As an illustration, Dagg (2011) provides some interesting examples of lateral transfer in the parts of mouse traps. For example, he notes that: "Torsion power may have been transmitted laterally from Egyptian torsion traps to prefabricated dead-fall traps." These traps need not be contemporaneous, because the ideas being transferred may be from pictures or descriptions of old traps rather than from concurrently existing traps. (Joachim Dagg also has a couple of blog posts where he further discusses the evolution of mouse traps: post 1 — post 2.)

As an alternative example, Johnson et al. (1989) provide an evolutionary network showing the history of the various software (mostly) and hardware components of the revolutionary Xerox 8010 "Star" Information System (ie. computer), introduced in April 1981. Note that almost all of the lateral transfer events (single arrows; mostly hybridization) are time inconsistent. To quote the authors: "Although Star was conceived as a product in 1975 and was released in 1981, many of the ideas that went into it were born in projects dating back over three decades."

Fig. 8 – How systems influenced later systems.
This graph summarizes how various systems related to Star have influenced one another over the years. Time progresses downwards. Double arrows indicate direct successors (i.e., follow-on versions). Many "influence arrows" are due to key designers changing jobs or applying concepts from their graduate research to products.

The implications of time-travelling laterally transferred information for network construction methods may be unfortunate, in the sense that evolutionary networks in biology may be quite different from those for language and culture, with the latter pair requiring somewhat different methods. At a minimum, the requirements for choosing among alternative networks will be different.

A quick look at the current literature involving network analysis of languages and cultural artifacts shows an almost universal use of unrooted graphs, most often a Neighbor-Net, Reduced-Median or Median-Joining network. Such networks cannot directly represent evolutionary history because there is no time direction in the graph. This type of analysis thus neatly side-steps the issue of representing time-travelling information in an evolutionary diagram; and it suggests that social scientists have not yet considered the consequences of the potential lack of time consistency in their data.

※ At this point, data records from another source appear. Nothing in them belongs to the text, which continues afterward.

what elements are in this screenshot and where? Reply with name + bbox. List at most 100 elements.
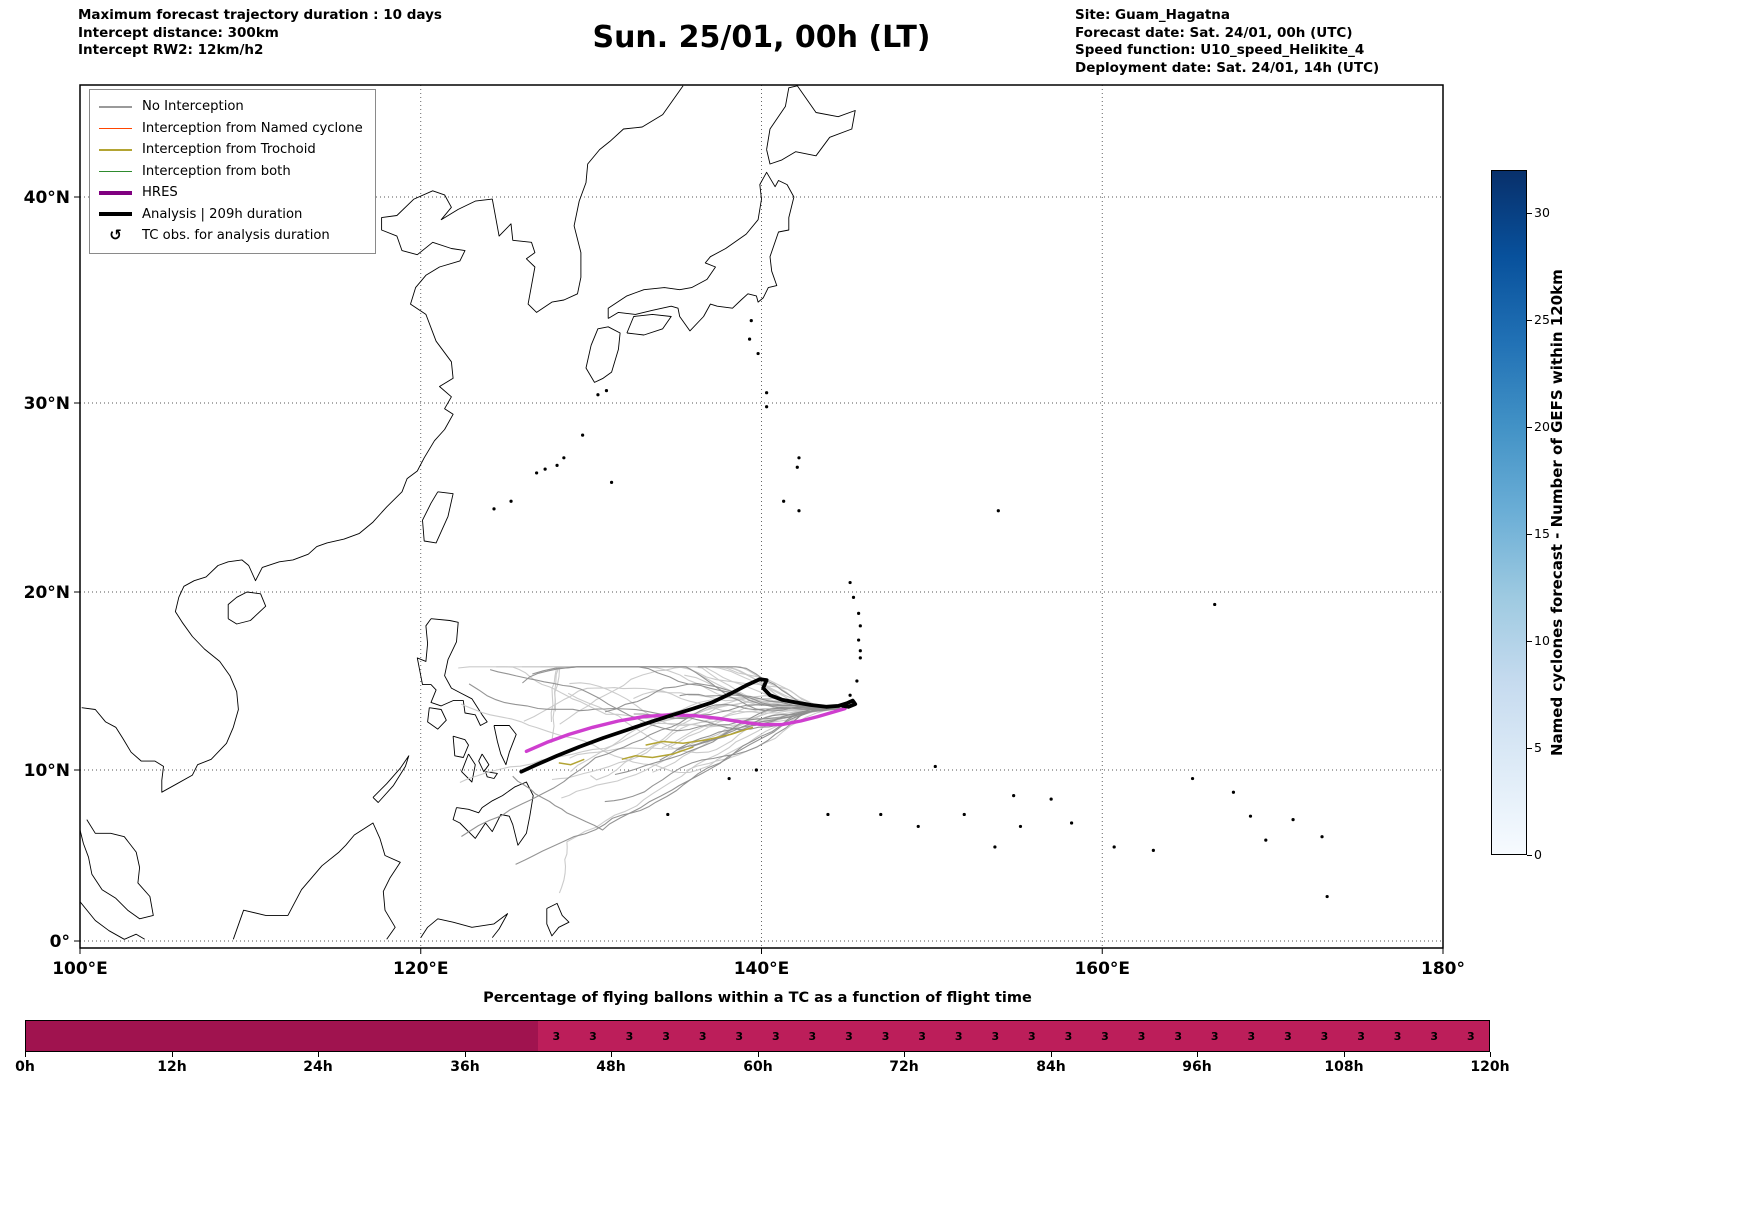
tc-bar-segment-value: 3 (940, 1021, 977, 1051)
tc-bar-left-block (26, 1021, 539, 1051)
bar-axis-tick-label: 0h (15, 1059, 35, 1075)
bar-axis-tick-label: 48h (596, 1059, 626, 1075)
bar-axis-tick-label: 120h (1470, 1059, 1510, 1075)
legend-item: Analysis | 209h duration (99, 204, 363, 226)
lat-tick-label: 10°N (24, 761, 70, 781)
lon-tick-label: 100°E (52, 959, 108, 979)
site-text: Site: Guam_Hagatna (1075, 7, 1231, 23)
bar-axis-tick-label: 12h (157, 1059, 187, 1075)
legend-line-swatch (99, 170, 132, 172)
tc-bar-segment-value: 3 (1159, 1021, 1197, 1051)
tc-bar-segment-value: 3 (611, 1021, 648, 1051)
tc-bar-segment-value: 3 (1050, 1021, 1087, 1051)
lat-tick-label: 30°N (24, 394, 70, 414)
bar-axis-tick-mark (465, 1052, 466, 1057)
tc-bar-segment-value: 3 (1196, 1021, 1234, 1051)
bar-axis-tick-label: 72h (889, 1059, 919, 1075)
bar-axis-tick-mark (611, 1052, 612, 1057)
colorbar-tick-label: 15 (1534, 526, 1550, 541)
legend-item: Interception from both (99, 161, 363, 183)
lon-tick-label: 140°E (734, 959, 790, 979)
speed-function-text: Speed function: U10_speed_Helikite_4 (1075, 42, 1365, 58)
bar-axis-tick-mark (1490, 1052, 1491, 1057)
legend-label: No Interception (142, 99, 244, 115)
tc-bar-segment-value: 3 (1342, 1021, 1380, 1051)
legend-line-swatch (99, 149, 132, 151)
colorbar-tick-label: 0 (1534, 847, 1542, 862)
island-dots (492, 319, 1329, 899)
tc-bar-segment-value: 3 (647, 1021, 685, 1051)
colorbar-tick-mark (1527, 534, 1532, 535)
tc-bar-segment-value: 3 (1415, 1021, 1453, 1051)
tc-obs-icon: ↺ (109, 226, 122, 245)
axis-ticks (74, 196, 1444, 954)
legend-label: Analysis | 209h duration (142, 206, 303, 222)
colorbar-label: Named cyclones forecast - Number of GEFS… (1548, 269, 1566, 756)
tc-bar-segment-value: 3 (976, 1021, 1014, 1051)
bar-axis-tick-label: 24h (303, 1059, 333, 1075)
bar-axis-tick-mark (25, 1052, 26, 1057)
colorbar-tick-label: 25 (1534, 312, 1550, 327)
max-duration-text: Maximum forecast trajectory duration : 1… (78, 7, 442, 23)
tc-bar-segment-value: 3 (903, 1021, 941, 1051)
tc-bar-segment-value: 3 (1379, 1021, 1416, 1051)
tc-bar-segment-value: 3 (1452, 1021, 1490, 1051)
legend-label: TC obs. for analysis duration (142, 228, 330, 244)
colorbar-tick-mark (1527, 748, 1532, 749)
tc-bar-segment-value: 3 (1233, 1021, 1270, 1051)
legend-label: Interception from Named cyclone (142, 120, 363, 136)
tc-bar-segment-value: 3 (684, 1021, 721, 1051)
tc-bar-segment-value: 3 (538, 1021, 575, 1051)
legend-line-swatch (99, 190, 132, 195)
tc-bar-segment-value: 3 (1013, 1021, 1051, 1051)
colorbar-tick-label: 10 (1534, 633, 1550, 648)
bar-axis-tick-mark (172, 1052, 173, 1057)
map-legend: No Interception Interception from Named c… (89, 89, 376, 254)
legend-line-swatch (99, 127, 132, 129)
bottom-chart-title: Percentage of flying ballons within a TC… (483, 990, 1032, 1006)
tc-bar-segment-value: 3 (574, 1021, 612, 1051)
bar-axis-tick-mark (1344, 1052, 1345, 1057)
bar-axis-tick-label: 96h (1182, 1059, 1212, 1075)
legend-label: Interception from Trochoid (142, 142, 316, 158)
legend-item: No Interception (99, 96, 363, 118)
legend-line-swatch (99, 106, 132, 108)
lat-tick-label: 40°N (24, 188, 70, 208)
colorbar (1491, 170, 1527, 855)
legend-item: Interception from Named cyclone (99, 118, 363, 140)
bar-axis-tick-label: 60h (743, 1059, 773, 1075)
tc-bar-segment-value: 3 (794, 1021, 831, 1051)
page-title: Sun. 25/01, 00h (LT) (592, 20, 931, 55)
bar-axis-tick-mark (318, 1052, 319, 1057)
coastlines (80, 85, 856, 940)
lat-tick-label: 20°N (24, 583, 70, 603)
analysis-trajectory (519, 677, 858, 774)
colorbar-tick-mark (1527, 855, 1532, 856)
tc-bar-segment-value: 3 (830, 1021, 868, 1051)
intercept-rw2-text: Intercept RW2: 12km/h2 (78, 42, 264, 58)
tc-bar-segment-value: 3 (720, 1021, 758, 1051)
legend-label: Interception from both (142, 163, 291, 179)
lon-tick-label: 180° (1421, 959, 1465, 979)
bar-axis-tick-mark (1051, 1052, 1052, 1057)
tc-bar-segment-value: 3 (757, 1021, 795, 1051)
tc-bar-segment-value: 3 (1086, 1021, 1124, 1051)
bar-axis-tick-mark (1197, 1052, 1198, 1057)
tc-bar-segment-value: 3 (1269, 1021, 1307, 1051)
intercept-distance-text: Intercept distance: 300km (78, 24, 279, 41)
legend-item: HRES (99, 182, 363, 204)
deployment-date-text: Deployment date: Sat. 24/01, 14h (UTC) (1075, 59, 1380, 76)
colorbar-tick-mark (1527, 427, 1532, 428)
trochoid-trajectories (558, 726, 754, 766)
colorbar-tick-mark (1527, 320, 1532, 321)
trajectory-map: 100°E 120°E 140°E 160°E 180° 0° 10°N 20°N 30°N 40… (24, 84, 1465, 979)
bar-axis-tick-label: 36h (450, 1059, 480, 1075)
axis-tick-labels: 100°E 120°E 140°E 160°E 180° 0° 10°N 20°N 30°N 40… (24, 188, 1465, 979)
lon-tick-label: 160°E (1074, 959, 1130, 979)
colorbar-tick-label: 5 (1534, 740, 1542, 755)
header-left: Maximum forecast trajectory duration : 1… (78, 7, 442, 60)
colorbar-tick-mark (1527, 641, 1532, 642)
forecast-date-text: Forecast date: Sat. 24/01, 00h (UTC) (1075, 24, 1353, 41)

* Footnote: I suppose that I should be precise, and note that a modern gene bank does allow genetic information to time travel, as well.

References

Atkinson QD, Gray RD (2005) Curious parallels and curious connections — phylogenetic thinking in biology and historical linguistics. Systematic Biology 54: 513-526.

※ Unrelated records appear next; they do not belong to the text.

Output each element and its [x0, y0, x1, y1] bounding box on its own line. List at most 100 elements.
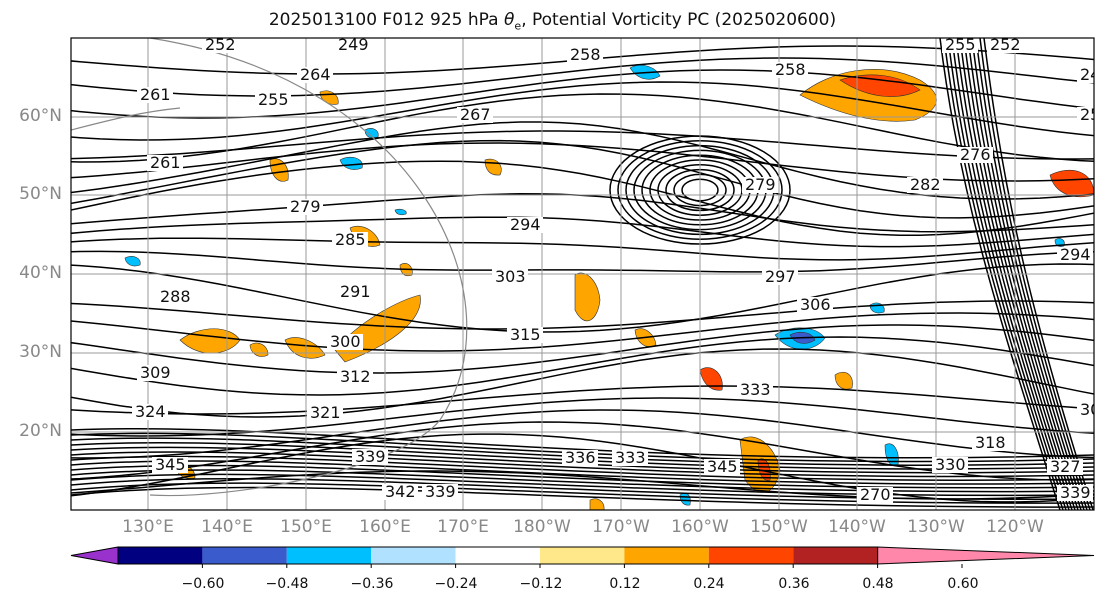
pv-anomaly-region	[834, 371, 853, 390]
colorbar-tick-label: −0.24	[434, 576, 478, 592]
colorbar-tick-label: −0.48	[265, 576, 309, 592]
contour-label-bg	[137, 365, 173, 381]
contour-label: 297	[762, 267, 798, 286]
contour-label-text: 342	[385, 482, 416, 501]
contour-label: 258	[567, 45, 603, 64]
contour-label: 267	[457, 105, 493, 124]
isentrope-line	[71, 130, 1094, 160]
isentrope-line	[71, 69, 1094, 119]
contour-label-bg	[507, 217, 543, 233]
contour-label-bg	[152, 457, 188, 473]
lon-label: 170°E	[437, 517, 489, 537]
contour-label: 279	[742, 175, 778, 194]
contour-label-text: 345	[707, 457, 738, 476]
lon-label: 150°W	[750, 517, 808, 537]
isentrope-line	[963, 38, 1079, 510]
contour-label-bg	[137, 87, 173, 103]
contour-label-bg	[332, 232, 368, 248]
contour-label: 309	[137, 363, 173, 382]
colorbar-tick-label: −0.60	[181, 576, 225, 592]
contour-label-bg	[352, 449, 388, 465]
isentrope-line	[71, 427, 1094, 459]
contour-label-bg	[1077, 67, 1094, 83]
isentrope-line	[71, 455, 1094, 481]
contour-label-bg	[907, 177, 943, 193]
contour-label-text: 255	[258, 90, 289, 109]
isentrope-line	[955, 38, 1073, 510]
isentrope-line	[71, 250, 1094, 273]
contour-label-text: 312	[340, 367, 371, 386]
contour-label-text: 327	[1050, 457, 1081, 476]
contour-label: 321	[307, 403, 343, 422]
contour-label-text: 279	[290, 197, 321, 216]
isentrope-line	[71, 409, 1094, 459]
contour-label: 333	[737, 380, 773, 399]
pv-anomaly-region	[364, 128, 379, 139]
lon-label: 160°W	[671, 517, 729, 537]
contour-label: 291	[337, 282, 373, 301]
isentrope-line	[71, 81, 1094, 141]
contour-label-bg	[957, 147, 993, 163]
isentrope-ring	[665, 168, 735, 212]
contour-label-bg	[857, 487, 893, 503]
contour-label: 249	[335, 35, 371, 54]
contour-label: 285	[332, 230, 368, 249]
contour-label-text: 261	[150, 153, 181, 172]
contour-label-text: 297	[765, 267, 796, 286]
contour-label-text: 270	[860, 485, 891, 504]
contour-label: 261	[137, 85, 173, 104]
lat-label: 30°N	[19, 342, 62, 362]
contour-label: 315	[507, 325, 543, 344]
contour-label-text: 249	[338, 35, 369, 54]
isentrope-line	[71, 263, 1094, 333]
contour-label-text: 261	[140, 85, 171, 104]
isentrope-line	[975, 38, 1088, 510]
contour-label: 255	[255, 90, 291, 109]
contour-label: 255	[942, 38, 978, 54]
isentrope-line	[971, 38, 1085, 510]
projection-circle	[71, 107, 181, 131]
map-frame	[70, 37, 1095, 511]
contour-label-text: 264	[300, 65, 331, 84]
contour-label: 252	[987, 38, 1023, 54]
contour-label-bg	[422, 484, 458, 500]
contour-label-bg	[307, 405, 343, 421]
lon-label: 150°E	[280, 517, 332, 537]
lon-label: 130°E	[122, 517, 174, 537]
contour-label-text: 291	[340, 282, 371, 301]
contour-label-bg	[287, 199, 323, 215]
isentrope-line	[71, 385, 1094, 415]
isentrope-line	[951, 38, 1070, 510]
contour-label-bg	[255, 92, 291, 108]
isentrope-line	[71, 312, 1094, 352]
contour-label-bg	[704, 459, 740, 475]
lat-label: 40°N	[19, 263, 62, 283]
contour-label: 246	[1077, 65, 1094, 84]
contour-label-bg	[157, 289, 193, 305]
colorbar-tick-label: −0.12	[519, 576, 563, 592]
contour-label-bg	[772, 62, 808, 78]
contour-label-text: 321	[310, 403, 341, 422]
isentrope-line	[979, 38, 1091, 510]
colorbar-tick-label: 0.36	[778, 576, 810, 592]
colorbar-tick-label: −0.36	[350, 576, 394, 592]
contour-label-bg	[932, 457, 968, 473]
lat-label: 20°N	[19, 421, 62, 441]
contour-label-text: 309	[1080, 400, 1105, 419]
isentrope-line	[947, 38, 1067, 510]
contour-label-text: 288	[160, 287, 191, 306]
isentrope-line	[71, 57, 1094, 97]
contour-label-bg	[337, 369, 373, 385]
contour-label-text: 339	[425, 482, 456, 501]
contour-label-text: 330	[935, 455, 966, 474]
lon-label: 140°W	[828, 517, 886, 537]
contour-label: 333	[612, 448, 648, 467]
contour-label-text: 324	[135, 402, 166, 421]
isentrope-line	[71, 421, 1094, 481]
contour-label-text: 282	[910, 175, 941, 194]
contour-label-text: 336	[565, 448, 596, 467]
contour-label-bg	[492, 269, 528, 285]
colorbar-tick-label: 0.60	[947, 576, 979, 592]
contour-label: 303	[492, 267, 528, 286]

Baroni M, Semple C, Steel M (2004) A framework for representing reticulate evolution. Annals of Combinatorics 8: 391–408.

Baroni M, Semple C, Steel M (2006) Hybrids in real time. Systematic Biology 55: 46–56.

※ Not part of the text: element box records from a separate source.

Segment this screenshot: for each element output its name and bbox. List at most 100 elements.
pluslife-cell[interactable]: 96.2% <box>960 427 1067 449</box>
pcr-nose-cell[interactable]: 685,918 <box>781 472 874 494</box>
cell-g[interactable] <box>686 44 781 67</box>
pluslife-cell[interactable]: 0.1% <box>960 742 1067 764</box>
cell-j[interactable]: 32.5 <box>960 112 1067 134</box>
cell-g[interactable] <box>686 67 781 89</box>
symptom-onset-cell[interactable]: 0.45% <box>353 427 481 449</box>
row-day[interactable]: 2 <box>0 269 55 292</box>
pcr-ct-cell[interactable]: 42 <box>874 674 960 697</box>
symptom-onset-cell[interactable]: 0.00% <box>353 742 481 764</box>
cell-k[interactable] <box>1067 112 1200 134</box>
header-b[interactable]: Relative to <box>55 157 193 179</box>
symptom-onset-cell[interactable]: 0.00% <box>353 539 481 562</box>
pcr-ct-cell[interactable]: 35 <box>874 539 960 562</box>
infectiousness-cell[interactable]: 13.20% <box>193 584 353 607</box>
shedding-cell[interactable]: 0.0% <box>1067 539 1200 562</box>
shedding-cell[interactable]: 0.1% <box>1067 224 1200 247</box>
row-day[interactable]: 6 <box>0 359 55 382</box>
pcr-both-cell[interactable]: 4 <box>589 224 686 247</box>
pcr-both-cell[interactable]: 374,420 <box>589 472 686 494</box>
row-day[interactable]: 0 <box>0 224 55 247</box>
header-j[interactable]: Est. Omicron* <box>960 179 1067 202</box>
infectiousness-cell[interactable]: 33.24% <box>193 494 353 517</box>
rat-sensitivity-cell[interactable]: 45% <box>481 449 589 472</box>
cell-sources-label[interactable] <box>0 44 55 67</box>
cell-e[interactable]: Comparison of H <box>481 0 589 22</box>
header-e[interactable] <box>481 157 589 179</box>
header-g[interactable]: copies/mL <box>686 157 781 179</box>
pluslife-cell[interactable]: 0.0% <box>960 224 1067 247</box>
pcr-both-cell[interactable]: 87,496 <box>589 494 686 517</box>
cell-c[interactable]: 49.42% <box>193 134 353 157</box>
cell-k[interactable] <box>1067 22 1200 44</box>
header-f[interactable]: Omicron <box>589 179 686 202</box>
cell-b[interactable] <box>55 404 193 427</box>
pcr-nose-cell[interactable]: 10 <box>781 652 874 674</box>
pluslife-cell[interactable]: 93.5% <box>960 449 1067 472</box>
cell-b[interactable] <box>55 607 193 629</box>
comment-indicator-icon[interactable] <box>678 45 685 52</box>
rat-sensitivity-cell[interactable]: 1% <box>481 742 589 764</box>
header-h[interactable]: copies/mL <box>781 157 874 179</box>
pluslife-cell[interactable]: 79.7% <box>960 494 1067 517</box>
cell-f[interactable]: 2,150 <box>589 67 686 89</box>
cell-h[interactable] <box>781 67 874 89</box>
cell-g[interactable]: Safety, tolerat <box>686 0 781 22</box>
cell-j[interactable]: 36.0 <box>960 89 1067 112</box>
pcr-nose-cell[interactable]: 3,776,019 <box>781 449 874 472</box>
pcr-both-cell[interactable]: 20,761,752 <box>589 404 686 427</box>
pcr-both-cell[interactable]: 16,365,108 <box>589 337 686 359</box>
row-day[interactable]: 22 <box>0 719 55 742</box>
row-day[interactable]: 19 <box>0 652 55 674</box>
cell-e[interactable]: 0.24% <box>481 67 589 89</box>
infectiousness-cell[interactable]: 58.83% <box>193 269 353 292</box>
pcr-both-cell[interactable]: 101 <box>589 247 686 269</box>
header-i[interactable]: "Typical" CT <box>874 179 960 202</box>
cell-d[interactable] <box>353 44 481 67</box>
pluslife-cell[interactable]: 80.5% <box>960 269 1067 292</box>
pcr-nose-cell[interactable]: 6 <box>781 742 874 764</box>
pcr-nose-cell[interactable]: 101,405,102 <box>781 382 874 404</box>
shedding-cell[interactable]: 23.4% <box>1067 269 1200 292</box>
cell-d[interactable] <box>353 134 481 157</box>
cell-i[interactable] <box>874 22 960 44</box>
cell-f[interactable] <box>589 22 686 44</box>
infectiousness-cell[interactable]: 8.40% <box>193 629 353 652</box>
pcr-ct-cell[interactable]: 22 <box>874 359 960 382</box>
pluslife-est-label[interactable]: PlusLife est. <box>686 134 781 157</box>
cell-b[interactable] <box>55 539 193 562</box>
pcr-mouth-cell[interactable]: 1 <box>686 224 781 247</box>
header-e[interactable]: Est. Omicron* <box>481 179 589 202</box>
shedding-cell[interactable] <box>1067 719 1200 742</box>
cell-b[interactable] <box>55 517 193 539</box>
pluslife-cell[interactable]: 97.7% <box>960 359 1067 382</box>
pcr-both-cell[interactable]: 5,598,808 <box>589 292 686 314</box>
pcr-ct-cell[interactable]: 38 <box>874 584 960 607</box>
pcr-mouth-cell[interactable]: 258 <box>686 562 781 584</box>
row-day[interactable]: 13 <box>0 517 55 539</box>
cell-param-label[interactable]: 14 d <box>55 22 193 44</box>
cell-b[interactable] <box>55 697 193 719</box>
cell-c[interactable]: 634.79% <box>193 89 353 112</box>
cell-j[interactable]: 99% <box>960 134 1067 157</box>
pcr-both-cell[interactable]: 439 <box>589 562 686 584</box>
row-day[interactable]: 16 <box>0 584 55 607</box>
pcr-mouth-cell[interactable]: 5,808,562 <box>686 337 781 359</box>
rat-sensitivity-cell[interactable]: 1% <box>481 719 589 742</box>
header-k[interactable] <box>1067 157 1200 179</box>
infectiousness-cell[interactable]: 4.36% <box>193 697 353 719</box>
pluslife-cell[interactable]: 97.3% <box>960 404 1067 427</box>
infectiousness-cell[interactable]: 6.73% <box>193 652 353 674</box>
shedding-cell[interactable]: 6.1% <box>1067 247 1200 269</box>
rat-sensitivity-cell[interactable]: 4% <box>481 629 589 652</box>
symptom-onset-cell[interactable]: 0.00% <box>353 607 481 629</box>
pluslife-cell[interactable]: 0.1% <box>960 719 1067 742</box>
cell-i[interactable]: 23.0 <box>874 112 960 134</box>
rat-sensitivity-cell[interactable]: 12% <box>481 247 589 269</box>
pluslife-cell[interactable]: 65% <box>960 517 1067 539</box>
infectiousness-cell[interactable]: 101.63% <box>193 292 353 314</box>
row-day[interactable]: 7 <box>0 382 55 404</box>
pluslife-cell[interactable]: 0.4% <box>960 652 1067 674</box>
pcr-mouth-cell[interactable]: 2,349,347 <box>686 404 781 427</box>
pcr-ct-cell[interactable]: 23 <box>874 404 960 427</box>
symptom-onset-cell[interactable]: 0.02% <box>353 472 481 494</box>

Cavalli-Sforza LL, Feldman MW (1981) Cultural Transmission and Evolution. Princeton University Press, Princeton.

Collard M, Shennan SJ, Tehrani JJ (2006) Branching, blending, and the evolution of cultural similarities and differences among human populations. Evolution and Human Behavior 27: 169–184.

Dagg JL (2011) Exploring mouse trap history. Evoluton: Education and Outreach 4: 397–414.

Gray RD, Bryant D, Greenhill SJ (2010) On the shape and fabric of human history. Philosophical Transactions of the Royal Society of London series B 365: 3923-3933.

Heggarty P, Maguire W, McMahon A (2010) Splits or waves? Trees or webs? How divergence measures and network analysis can unravel language histories. Philosophical Transactions of the Royal Society of London series B 365: 3829-3843.

Johnson J, Roberts TL, Verplank W, Smith DC, Irby C, Beard M, Mackey K (1989) The Xerox "Star": a retrospective. IEEE Computer 22: 11-29.

Moret BME, Nakhleh L, Warnow T, Linder CR, Tholse A, Padolina A, Sun J, Timme R (2004) Phylogenetic networks: modeling, reconstructibility, and accuracy. IEEE/ACM Transactions on Computational Biology and Bioinformatics 1: 13–23.

Sang T, Zhong Y (2000) Testing hybridization hypotheses based on incongruent gene trees. Systematic Biology 49: 422–434.